The Armenian government may abandon its ambitious plans to build a new nuclear power station in place of the aging plant at Metsamor, Justice Minister Davit Harutiunian said on Tuesday.
President Serzh Sarkisian pledged to replace Metsamor, which generates roughly a third of Armenia’s electricity, by a modern facility meeting safety standards shortly after taking office in 2008. The project never got off the drawing board as his government failed to attract billions of dollars in funding needed for the new plant’s construction. The government decided instead to extend the life of Metsamor’s 420-megawatt reactor by 10 years, until 2027.

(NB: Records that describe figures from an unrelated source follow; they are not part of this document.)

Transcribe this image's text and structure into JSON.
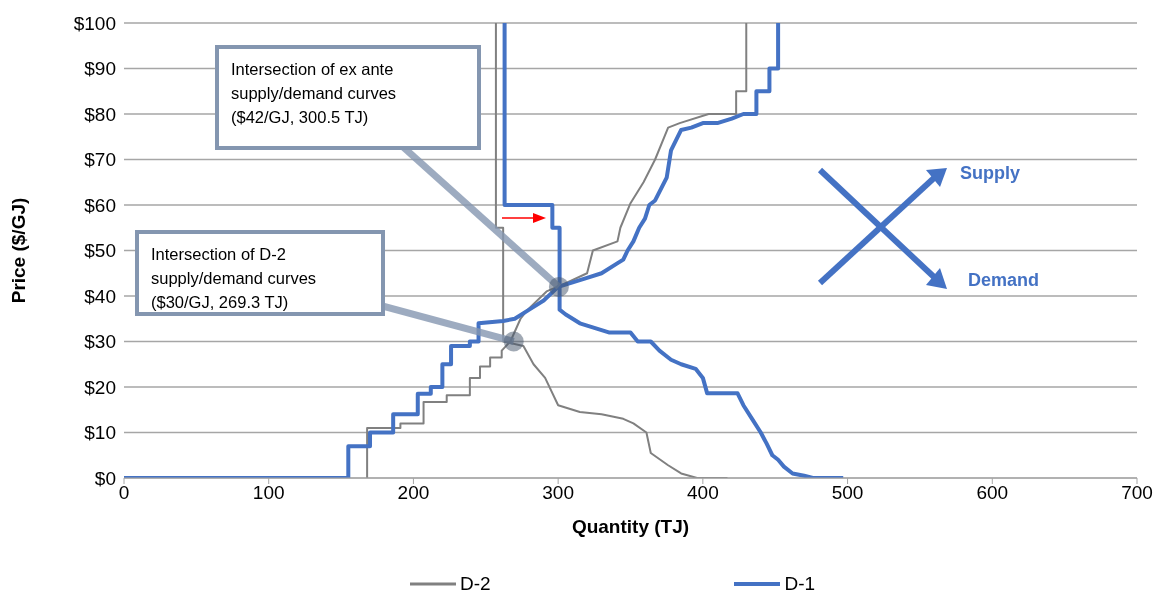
{
  "chart_data": {
    "type": "line",
    "xlabel": "Quantity (TJ)",
    "ylabel": "Price ($/GJ)",
    "xlim": [
      0,
      700
    ],
    "xticks": [
      0,
      100,
      200,
      300,
      400,
      500,
      600,
      700
    ],
    "ylim": [
      0,
      100
    ],
    "yticks": [
      {
        "value": 0,
        "label": "$0"
      },
      {
        "value": 10,
        "label": "$10"
      },
      {
        "value": 20,
        "label": "$20"
      },
      {
        "value": 30,
        "label": "$30"
      },
      {
        "value": 40,
        "label": "$40"
      },
      {
        "value": 50,
        "label": "$50"
      },
      {
        "value": 60,
        "label": "$60"
      },
      {
        "value": 70,
        "label": "$70"
      },
      {
        "value": 80,
        "label": "$80"
      },
      {
        "value": 90,
        "label": "$90"
      },
      {
        "value": 100,
        "label": "$100"
      }
    ],
    "grid": "y",
    "legend": "bottom",
    "marker": "none",
    "line_style": "solid",
    "series": [
      {
        "name": "D-2",
        "color": "#808080",
        "x": [
          168,
          168,
          191,
          191,
          207,
          207,
          223,
          223,
          239,
          239,
          246,
          246,
          253,
          253,
          261,
          261,
          267,
          274,
          279,
          292,
          303,
          320,
          324,
          341,
          343,
          350,
          359,
          367,
          376,
          384,
          404,
          423,
          423,
          430,
          430
        ],
        "values": [
          0,
          11,
          11,
          12,
          12,
          16.7,
          16.7,
          18.2,
          18.2,
          22,
          22,
          24.5,
          24.5,
          26.5,
          26.5,
          28,
          30,
          35,
          37,
          41,
          42.5,
          45,
          50,
          52,
          55,
          60.4,
          65,
          70,
          77,
          78,
          80,
          80,
          85,
          85,
          100
        ]
      },
      {
        "color": "#808080",
        "x": [
          257,
          257,
          262,
          262,
          276,
          283,
          291,
          300,
          315,
          330,
          345,
          352,
          361,
          364,
          376,
          385,
          396,
          417
        ],
        "values": [
          100,
          55,
          55,
          30,
          29,
          25,
          22,
          16,
          14.5,
          14,
          13,
          12,
          10,
          5.5,
          2.8,
          1,
          0,
          0
        ]
      },
      {
        "name": "D-1",
        "color": "#4472c4",
        "x": [
          0,
          155,
          155,
          170,
          170,
          186,
          186,
          203,
          203,
          212,
          212,
          220,
          220,
          226,
          226,
          239,
          239,
          245,
          245,
          262,
          270,
          280,
          290,
          300,
          310,
          320,
          330,
          340,
          345,
          348,
          352,
          356,
          360,
          363,
          367,
          375,
          378,
          385,
          392,
          400,
          410,
          420,
          428,
          437,
          437,
          446,
          446,
          452,
          452
        ],
        "values": [
          0,
          0,
          7,
          7,
          10,
          10,
          14,
          14,
          18.5,
          18.5,
          20,
          20,
          25,
          25,
          29,
          29,
          30,
          30,
          34,
          34.5,
          35,
          37,
          39,
          42,
          43,
          44,
          45,
          47,
          48,
          50,
          52,
          55,
          57,
          60,
          61,
          66,
          72,
          76.5,
          77,
          78,
          78,
          79,
          80,
          80,
          85,
          85,
          90,
          90,
          100
        ]
      },
      {
        "color": "#4472c4",
        "x": [
          263,
          263,
          296,
          296,
          301,
          301,
          305,
          315,
          325,
          335,
          350,
          355,
          364,
          370,
          378,
          385,
          395,
          400,
          403,
          424,
          428,
          434,
          440,
          444,
          448,
          452,
          456,
          462,
          470,
          476,
          497
        ],
        "values": [
          100,
          60,
          60,
          55,
          55,
          37,
          36,
          34,
          33,
          32,
          32,
          30,
          30,
          28,
          26,
          25,
          24,
          22,
          18.6,
          18.6,
          16,
          13,
          10,
          7.6,
          5,
          4,
          2.5,
          1,
          0.5,
          0,
          0
        ]
      }
    ],
    "annotations": [
      {
        "text": "Intersection of ex ante supply/demand curves ($42/GJ, 300.5 TJ)",
        "x": 300.5,
        "y": 42
      },
      {
        "text": "Intersection of D-2 supply/demand curves ($30/GJ, 269.3 TJ)",
        "x": 269.3,
        "y": 30
      },
      "Supply",
      "Demand"
    ]
  }
}
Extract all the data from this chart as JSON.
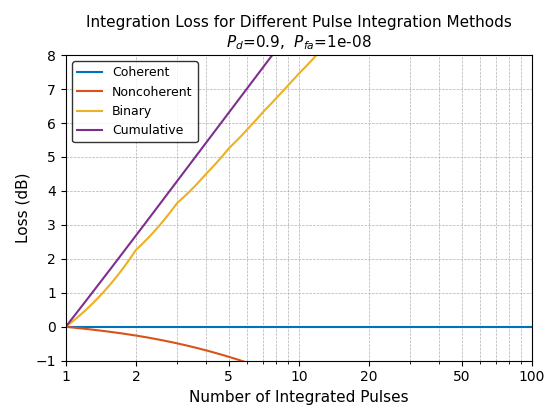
{
  "title_line1": "Integration Loss for Different Pulse Integration Methods",
  "title_line2": "$P_d$=0.9,  $P_{fa}$=1e-08",
  "xlabel": "Number of Integrated Pulses",
  "ylabel": "Loss (dB)",
  "xlim": [
    1,
    100
  ],
  "ylim": [
    -1,
    8
  ],
  "xticks": [
    1,
    2,
    5,
    10,
    20,
    50,
    100
  ],
  "yticks": [
    -1,
    0,
    1,
    2,
    3,
    4,
    5,
    6,
    7,
    8
  ],
  "colors": {
    "Coherent": "#0072BD",
    "Noncoherent": "#D95319",
    "Binary": "#EDB120",
    "Cumulative": "#7E2F8E"
  },
  "Pd": 0.9,
  "Pfa": 1e-08,
  "legend_labels": [
    "Coherent",
    "Noncoherent",
    "Binary",
    "Cumulative"
  ],
  "figsize": [
    5.6,
    4.2
  ],
  "dpi": 100,
  "background_color": "#ffffff",
  "grid_color": "#b0b0b0",
  "linewidth": 1.5
}
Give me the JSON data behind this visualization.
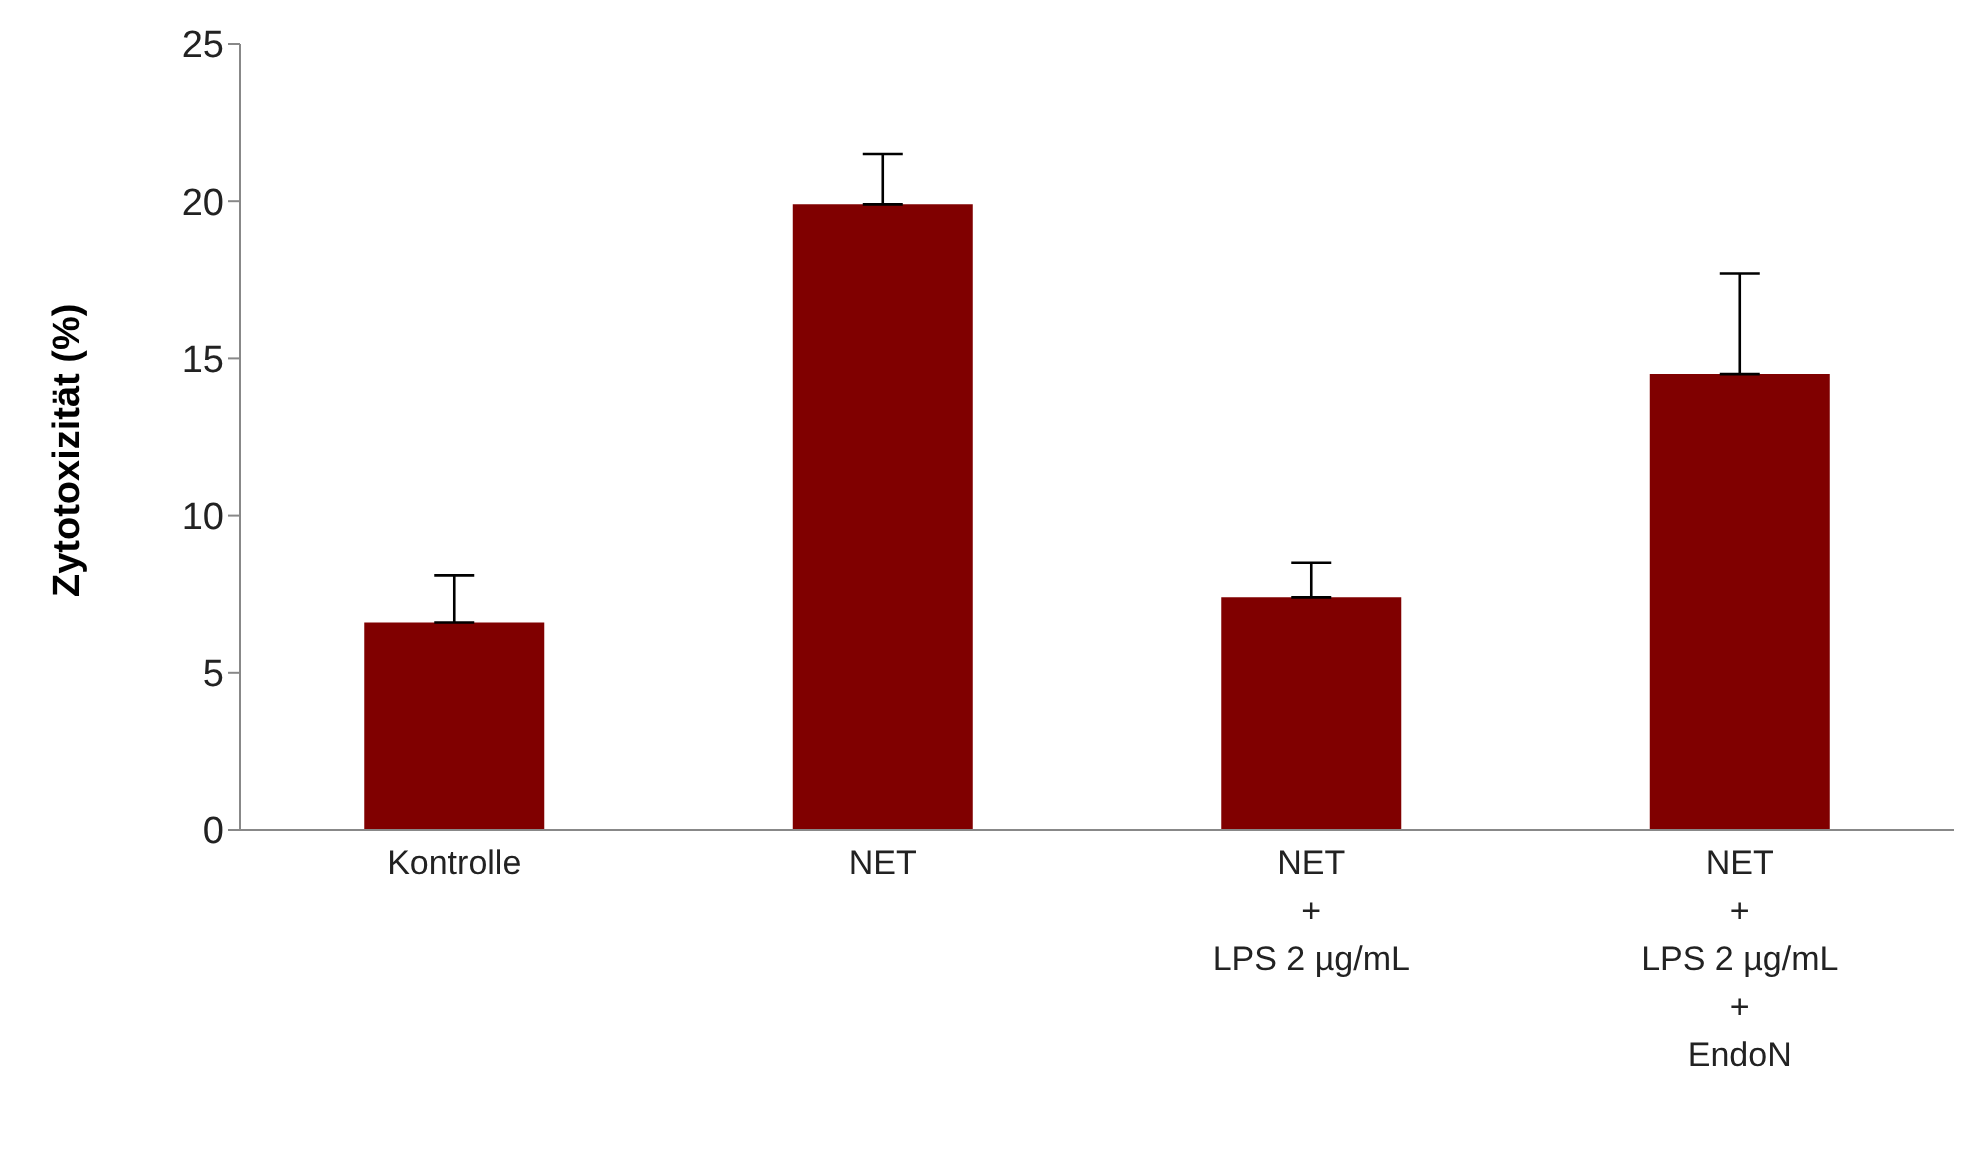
{
  "chart_data": {
    "type": "bar",
    "ylabel": "Zytotoxizität (%)",
    "categories": [
      "Kontrolle",
      "NET",
      "NET\n+\nLPS 2 µg/mL",
      "NET\n+\nLPS 2 µg/mL\n+\nEndoN"
    ],
    "values": [
      6.6,
      19.9,
      7.4,
      14.5
    ],
    "errors": [
      [
        6.6,
        8.1
      ],
      [
        19.9,
        21.5
      ],
      [
        7.4,
        8.5
      ],
      [
        14.5,
        17.7
      ]
    ],
    "color": "#800000",
    "ylim": [
      0,
      25
    ],
    "yticks": [
      0,
      5,
      10,
      15,
      20,
      25
    ],
    "grid": false
  }
}
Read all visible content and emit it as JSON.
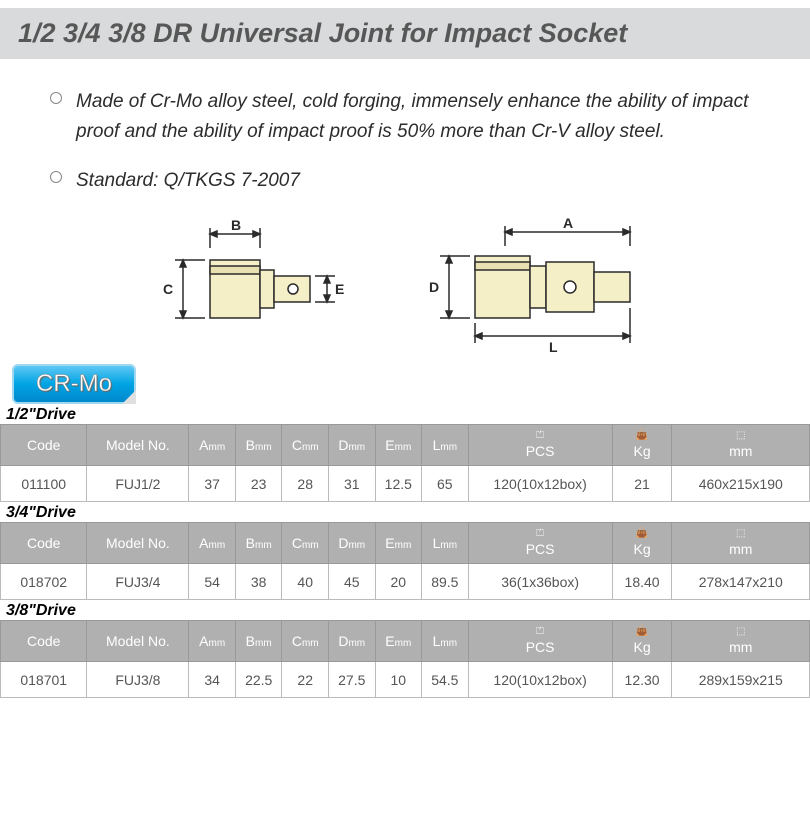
{
  "title": "1/2  3/4  3/8  DR Universal Joint for Impact Socket",
  "bullets": [
    "Made of Cr-Mo alloy steel, cold forging, immensely enhance the ability of impact proof and the ability of impact proof is 50% more than Cr-V alloy steel.",
    "Standard: Q/TKGS 7-2007"
  ],
  "badge": "CR-Mo",
  "diagram": {
    "left": {
      "labels": [
        "B",
        "C",
        "E"
      ],
      "body_fill": "#f5efc8",
      "stroke": "#2a2a2a"
    },
    "right": {
      "labels": [
        "A",
        "D",
        "L"
      ],
      "body_fill": "#f5efc8",
      "stroke": "#2a2a2a"
    }
  },
  "table_headers": {
    "code": "Code",
    "model": "Model No.",
    "A": "A",
    "B": "B",
    "C": "C",
    "D": "D",
    "E": "E",
    "L": "L",
    "dim_sub": "mm",
    "pcs": "PCS",
    "kg": "Kg",
    "box": "mm"
  },
  "sections": [
    {
      "label": "1/2\"Drive",
      "row": {
        "code": "011100",
        "model": "FUJ1/2",
        "A": "37",
        "B": "23",
        "C": "28",
        "D": "31",
        "E": "12.5",
        "L": "65",
        "pcs": "120(10x12box)",
        "kg": "21",
        "box": "460x215x190"
      }
    },
    {
      "label": "3/4\"Drive",
      "row": {
        "code": "018702",
        "model": "FUJ3/4",
        "A": "54",
        "B": "38",
        "C": "40",
        "D": "45",
        "E": "20",
        "L": "89.5",
        "pcs": "36(1x36box)",
        "kg": "18.40",
        "box": "278x147x210"
      }
    },
    {
      "label": "3/8\"Drive",
      "row": {
        "code": "018701",
        "model": "FUJ3/8",
        "A": "34",
        "B": "22.5",
        "C": "22",
        "D": "27.5",
        "E": "10",
        "L": "54.5",
        "pcs": "120(10x12box)",
        "kg": "12.30",
        "box": "289x159x215"
      }
    }
  ],
  "colors": {
    "title_bg": "#d9dadb",
    "title_text": "#575757",
    "header_bg": "#b0b0b0",
    "header_text": "#ffffff",
    "cell_text": "#555555",
    "border": "#bbbbbb"
  }
}
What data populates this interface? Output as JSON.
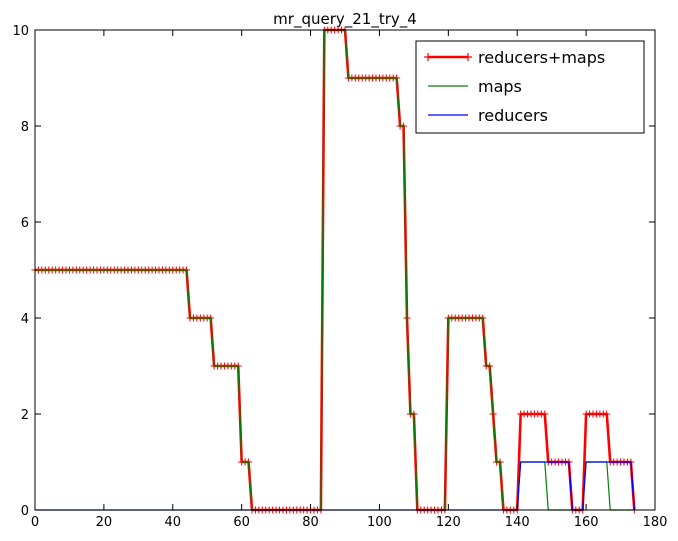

“We will have a new nuclear plant if it is cost-effective in terms of [electricity] tariffs,” Harutiunian told reporters. “Just imagine a possibility that it turns out tomorrow that modern technologies can generate the same amount of energy without a nuclear plant and that nuclear energy … is much more expensive for consumers. Which path should we opt for? Of course, modern technologies.”
Asked whether that means the government now does not rule out the possibility of giving up the idea of a new nuclear plant, Harutiunian said: “You correctly understand my and my government’s position.” The government will closely monitor international energy “trends” and eventually decide “which model will best suit our consumers,” added the minister.
As recently as in July, Deputy Prime Minister Vache Gabrielian insisted that the government remains committed to the expensive nuclear project. He said the government has only revised the would-be plant’s design capacity from 1,000 megawatts to 600 megawatts.
Yerevan will commit to “the closure and safe decommissioning” of the Metsamor plant in an extensive agreement with the European Union which is due to be signed next month. The draft agreement sets no specific time frames for the plant’s shutdown. It also acknowledges “the need for its replacement with new capacity to ensure the energy security of the Republic of Armenia.”